Du 29/03 au 08/04, puis du 18 au 29/04, au Théâtre-Studio d’Alfortville, le metteur en scène Christian Benedetti propose Guerre. Une pièce de Lars Norén disparu en 2021, successeur d’Ingmar Bergman à la tête du Théâtre national de Suède. Du retour d’un soldat que la famille croyait cadavre, un théâtre de tensions successives et de situations aux dialogues savamment construits.
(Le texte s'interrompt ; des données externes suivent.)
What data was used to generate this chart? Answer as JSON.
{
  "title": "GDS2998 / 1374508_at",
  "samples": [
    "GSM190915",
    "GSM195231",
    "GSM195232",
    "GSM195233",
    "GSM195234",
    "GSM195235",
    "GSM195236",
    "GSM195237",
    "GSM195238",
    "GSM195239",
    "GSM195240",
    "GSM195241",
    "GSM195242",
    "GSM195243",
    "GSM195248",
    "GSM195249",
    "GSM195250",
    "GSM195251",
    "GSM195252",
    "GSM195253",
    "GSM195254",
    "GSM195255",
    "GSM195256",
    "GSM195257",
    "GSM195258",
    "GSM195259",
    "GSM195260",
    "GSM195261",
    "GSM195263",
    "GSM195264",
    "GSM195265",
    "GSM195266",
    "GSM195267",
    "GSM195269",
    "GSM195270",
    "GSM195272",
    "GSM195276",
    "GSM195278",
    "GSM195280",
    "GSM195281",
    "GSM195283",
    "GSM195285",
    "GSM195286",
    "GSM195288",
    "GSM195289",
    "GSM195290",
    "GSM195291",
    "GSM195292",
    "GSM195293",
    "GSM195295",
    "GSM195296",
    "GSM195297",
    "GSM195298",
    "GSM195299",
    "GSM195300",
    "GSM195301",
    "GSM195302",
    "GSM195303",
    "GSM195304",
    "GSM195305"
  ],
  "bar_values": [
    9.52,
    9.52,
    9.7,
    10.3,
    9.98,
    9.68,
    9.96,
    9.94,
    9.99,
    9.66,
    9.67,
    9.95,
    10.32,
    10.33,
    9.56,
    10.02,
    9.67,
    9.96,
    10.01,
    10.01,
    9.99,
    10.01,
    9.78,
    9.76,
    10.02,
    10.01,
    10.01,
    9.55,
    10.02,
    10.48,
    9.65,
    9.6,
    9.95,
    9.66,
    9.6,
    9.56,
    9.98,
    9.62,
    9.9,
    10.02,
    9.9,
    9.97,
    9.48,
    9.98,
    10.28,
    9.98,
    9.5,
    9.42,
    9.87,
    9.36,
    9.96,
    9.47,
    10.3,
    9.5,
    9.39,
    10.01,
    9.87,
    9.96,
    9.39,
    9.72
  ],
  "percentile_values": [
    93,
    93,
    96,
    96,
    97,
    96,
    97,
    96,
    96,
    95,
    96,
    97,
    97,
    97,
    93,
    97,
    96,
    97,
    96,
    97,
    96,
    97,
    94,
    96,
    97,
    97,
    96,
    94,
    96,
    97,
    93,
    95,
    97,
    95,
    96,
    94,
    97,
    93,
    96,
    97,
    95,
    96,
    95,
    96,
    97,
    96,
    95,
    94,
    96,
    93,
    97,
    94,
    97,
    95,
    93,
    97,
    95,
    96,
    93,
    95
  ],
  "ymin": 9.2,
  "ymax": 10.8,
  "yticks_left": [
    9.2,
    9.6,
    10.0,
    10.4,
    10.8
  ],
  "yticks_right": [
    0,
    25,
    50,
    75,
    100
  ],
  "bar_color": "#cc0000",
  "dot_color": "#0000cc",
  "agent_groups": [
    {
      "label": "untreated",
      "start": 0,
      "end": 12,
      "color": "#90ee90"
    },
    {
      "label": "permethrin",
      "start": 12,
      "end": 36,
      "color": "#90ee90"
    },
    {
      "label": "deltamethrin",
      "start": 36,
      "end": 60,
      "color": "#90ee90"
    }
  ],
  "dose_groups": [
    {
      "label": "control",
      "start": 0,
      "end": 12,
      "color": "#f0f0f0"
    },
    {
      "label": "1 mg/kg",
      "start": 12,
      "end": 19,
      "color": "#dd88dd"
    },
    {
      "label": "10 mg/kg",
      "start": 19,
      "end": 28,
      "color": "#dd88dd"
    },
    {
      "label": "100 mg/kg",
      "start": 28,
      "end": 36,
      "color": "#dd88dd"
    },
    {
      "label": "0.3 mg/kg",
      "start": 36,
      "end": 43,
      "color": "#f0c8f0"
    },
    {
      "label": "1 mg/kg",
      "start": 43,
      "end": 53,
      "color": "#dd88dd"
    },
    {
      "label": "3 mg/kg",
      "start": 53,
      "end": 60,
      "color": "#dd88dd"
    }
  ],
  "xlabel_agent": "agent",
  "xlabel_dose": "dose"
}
« Le public et les acteurs doivent respirer ensemble, écouter ensemble. Dire les choses en même temps. Je préfère un théâtre où le public se penche en avant pour écouter à celui qui se penche en arrière parce que c’est trop fort ». Lars Norén
Au Théâtre-Studio d’Alfortville, Christian Benedetti met en scène Guerre, une pièce de 2003 de Lars Norén, emporté par le Covid-19, le 26 janvier 2021, à l’âge de 77 ans. C’est un hommage posthume à l’adresse de cet auteur né et mort à Stockholm, poète lyrique repenti, qui fut appelé à succéder à Ingmar Bergman à la tête du Théâtre national de Suède et à qui l’on doit plus de 40 pièces d’une intensité sans merci, tant dans la sphère familiale que dans le champ social. Un soldat rendu aveugle (Marc Lamigeon), qui a été prisonnier dans un camp, rentre à la maison après deux ans d’absence sans nouvelles. Il n’est pas le bienvenu. On l’avait cru cadavre. L’épouse, qui ne l’a jamais aimé (Stéphane Caillard), s’est donnée entre-temps au frère (Jean-Philippe Ricci) de ce revenant intempestif. Il y a deux filles. L’aînée (Manon Clavel) se prostitue au contact des troupes d’occupation. La cadette (Alix Riemer) est une adolescente anxieuse au comportement éruptif… Ce sont de courtes scènes d’une stricte économie langagière.

La représentation, réglée de main de maître, Benedetti assumant tout, de la régie à la scénographie, des lumières aux costumes, traduit fidèlement l’esprit de Norén, expert en tensions successives, au sein d’un théâtre de situations aux dialogues savamment construits suivant des critères musicaux. Dans cette forme d’écriture elliptique, les silences s’avouent infiniment parlants, pour ainsi dire, car le metteur en scène possède, au plus haut point, l’art de suggérer les affects par le truchement de corps en expectative, juste avant que se fasse la césure du noir, dans lequel s’effectuent les déplacements furtifs des acteurs, qu’on va retrouver soudain en pleins feux.

La science du jeu constitue d’ailleurs le luxe exclusif de l’esthétique du Théâtre-Studio, où l’on cultive scrupuleusement un dynamisme physique explosif, dont témoignent, cette fois, la brève lutte des deux frères ou l’accès d’hystérie de la plus jeune des filles à terre, à qui la mère flanque des coups de pied dans le ventre. Dit ainsi, cela peut faire peur, mais en vrai, devant chaque spectateur, cela rend résolument compte de la violence du saccage à l’œuvre dans les êtres, ici simulé dans l’infinie détresse de l’intimité domestique d’une famille en miettes, plongée dans la démence d’un conflit qui la ravage de surcroît. Christian Benedetti, qui dirige le Théâtre-Studio d’Alfortville depuis 1997, continue d’en faire un haut lieu d’exigence artistique entre tous digne d’éloge. Jean-Pierre Léonardini
Guerre, de Lars Norén : Du 29/03 au 08/04, puis du 18 au 29/04 au Théâtre-Studio d’Alfortville. Du mardi au samedi, 20h30 (Rens. : 01.43.76.86.56). Le texte (traduction de Katrin Ahlgren et René Zahnd) est publié par l’Arche éditeur.